The main recitals take place in Kuhmo's custom-built arts center, a handsome example of modern Finnish architecture, with an atmosphere that encourages you to browse between events. Morning concerts are given in the church, and the school hall is well suited to contemporary music. Kuhmo has a habit of turning visitors into music junkies: You 're reluctant to skip the next recital in case you miss another revelatory interpretation or repertoire discovery. Thanks to Kimanen 's canny programming, each concert has a knack of confounding accumulated preferences and prejudices. The star circus is shunned: Kimanen attracts high-quality musicians, but likes them to break their normal routine, encouraging them to tackle pieces they might not normally do, often in ad hoc ensembles. Many have tried to copy his festival formula, but nowhere else do you get Kuhmo's sense of isolation, its fresh salmon or sauna parties.
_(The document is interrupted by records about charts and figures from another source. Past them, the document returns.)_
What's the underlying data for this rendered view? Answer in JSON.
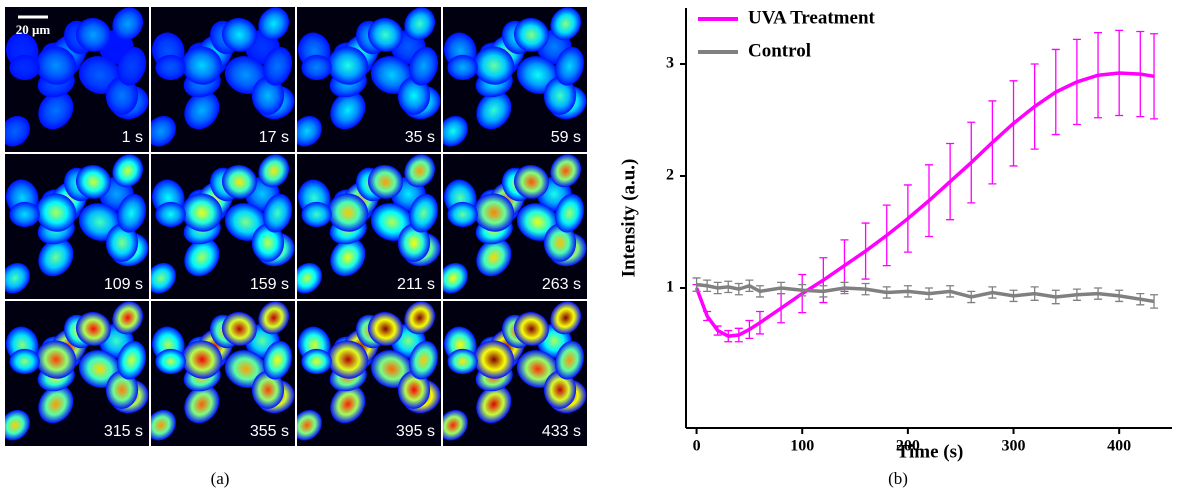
{
  "figure": {
    "panel_a": {
      "scale_bar": "20 μm",
      "frames": [
        "1 s",
        "17 s",
        "35 s",
        "59 s",
        "109 s",
        "159 s",
        "211 s",
        "263 s",
        "315 s",
        "355 s",
        "395 s",
        "433 s"
      ],
      "caption": "(a)"
    },
    "panel_b": {
      "caption": "(b)"
    }
  },
  "chart_data": {
    "type": "line",
    "x_label": "Time (s)",
    "y_label": "Intensity (a.u.)",
    "x": [
      0,
      10,
      20,
      30,
      40,
      50,
      60,
      80,
      100,
      120,
      140,
      160,
      180,
      200,
      220,
      240,
      260,
      280,
      300,
      320,
      340,
      360,
      380,
      400,
      420,
      433
    ],
    "series": [
      {
        "name": "UVA Treatment",
        "color": "#ff00ff",
        "values": [
          1.0,
          0.75,
          0.62,
          0.57,
          0.58,
          0.63,
          0.69,
          0.82,
          0.95,
          1.07,
          1.2,
          1.33,
          1.47,
          1.62,
          1.78,
          1.95,
          2.12,
          2.3,
          2.47,
          2.62,
          2.75,
          2.84,
          2.9,
          2.92,
          2.91,
          2.89
        ],
        "errors": [
          0.03,
          0.04,
          0.04,
          0.05,
          0.06,
          0.08,
          0.1,
          0.13,
          0.17,
          0.2,
          0.23,
          0.25,
          0.27,
          0.3,
          0.32,
          0.34,
          0.36,
          0.37,
          0.38,
          0.38,
          0.38,
          0.38,
          0.38,
          0.38,
          0.38,
          0.38
        ]
      },
      {
        "name": "Control",
        "color": "#808080",
        "values": [
          1.03,
          1.02,
          1.0,
          1.01,
          0.99,
          1.02,
          0.97,
          1.0,
          0.98,
          0.97,
          1.0,
          0.99,
          0.96,
          0.97,
          0.95,
          0.97,
          0.92,
          0.96,
          0.93,
          0.95,
          0.92,
          0.94,
          0.95,
          0.93,
          0.9,
          0.88
        ],
        "errors": [
          0.06,
          0.05,
          0.05,
          0.05,
          0.05,
          0.05,
          0.05,
          0.05,
          0.05,
          0.05,
          0.05,
          0.05,
          0.05,
          0.05,
          0.05,
          0.05,
          0.05,
          0.05,
          0.05,
          0.06,
          0.06,
          0.05,
          0.05,
          0.05,
          0.05,
          0.06
        ]
      }
    ],
    "xlim": [
      -10,
      450
    ],
    "ylim": [
      -0.25,
      3.5
    ],
    "xticks": [
      0,
      100,
      200,
      300,
      400
    ],
    "yticks": [
      1,
      2,
      3
    ],
    "grid": false,
    "legend": "upper left"
  }
}
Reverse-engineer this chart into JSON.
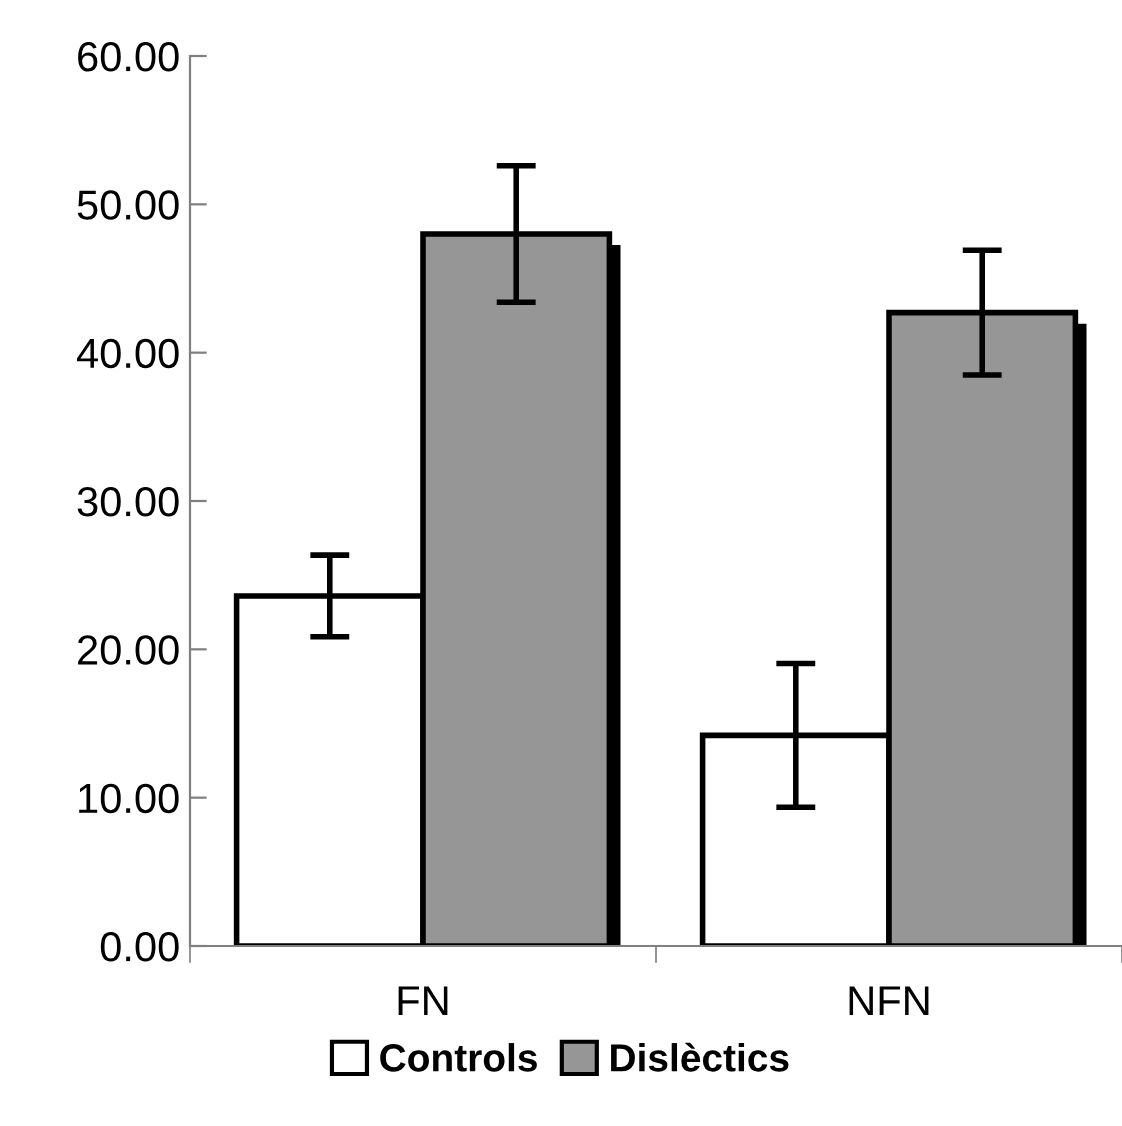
{
  "chart_data": {
    "type": "bar",
    "categories": [
      "FN",
      "NFN"
    ],
    "series": [
      {
        "name": "Controls",
        "color": "#ffffff",
        "values": [
          23.6,
          14.2
        ],
        "errors": [
          2.75,
          4.85
        ]
      },
      {
        "name": "Dislèctics",
        "color": "#969696",
        "values": [
          48.0,
          42.7
        ],
        "errors": [
          4.6,
          4.2
        ]
      }
    ],
    "ylim": [
      0,
      60
    ],
    "yticks": [
      {
        "value": 0,
        "label": "0.00"
      },
      {
        "value": 10,
        "label": "10.00"
      },
      {
        "value": 20,
        "label": "20.00"
      },
      {
        "value": 30,
        "label": "30.00"
      },
      {
        "value": 40,
        "label": "40.00"
      },
      {
        "value": 50,
        "label": "50.00"
      },
      {
        "value": 60,
        "label": "60.00"
      }
    ],
    "grid": false,
    "legend": "bottom"
  }
}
Kimanen first visited Kuhmo as a child, when he accompanied his father on land surveys. He remembered it when, as a student, he began casting his eye around for a place where he could make music in summer with like-minded souls. In the spring of 1970 he made a proposal to Kuhmo's music society, which received him sympathetically, and a festival was born.
New Leaps Forward
Today it depends heavily on regional subsidy and 250 local volunteers. But the conditions which attracted Kimanen to Kuhmo in the first place haven't changed.
Kuhmo offers us a background of silence and peacefulness that can be compared to the time of Bach and Mozart. You create music because you have the urge to fill up the silence with sounds. It's an environment which makes you more sensitive to shades and dynamic differences. It's a totally different experience compared to music in big cities.
The festival, and Kimanen's involvement with it, have suffered ups and downs over the years - most notably in 1981, when funds were on the verge of running out. Kimanen had to decide between expansion or contraction, and opted for the former. It was the key to the festival's survival. The inauguration of the arts center in 1993 added a further dimension, improving performance conditions without compromising Kuhmo's essential informality. Now the festival is preparing for another exponential leap: Kimanen is pioneering a chamber music site on the Internet, aimed at sharing Kuhmo's know-how with the world.
What Kimanen calls his. "international digital center of chamber music" will offer advice on how to put together chamber music events, as well as educational programs based on the experience of Kuhmo's summer school for young musicians, and a cybermuseum charting 400 years of chamber music. The center will cost approximately USD $343,000 a year to run. The project has attracted extensive funding from the Finnish government, under its policy of creating jobs in sparsely populated areas; Kimanen is hoping for additional support from Finland's high technology companies.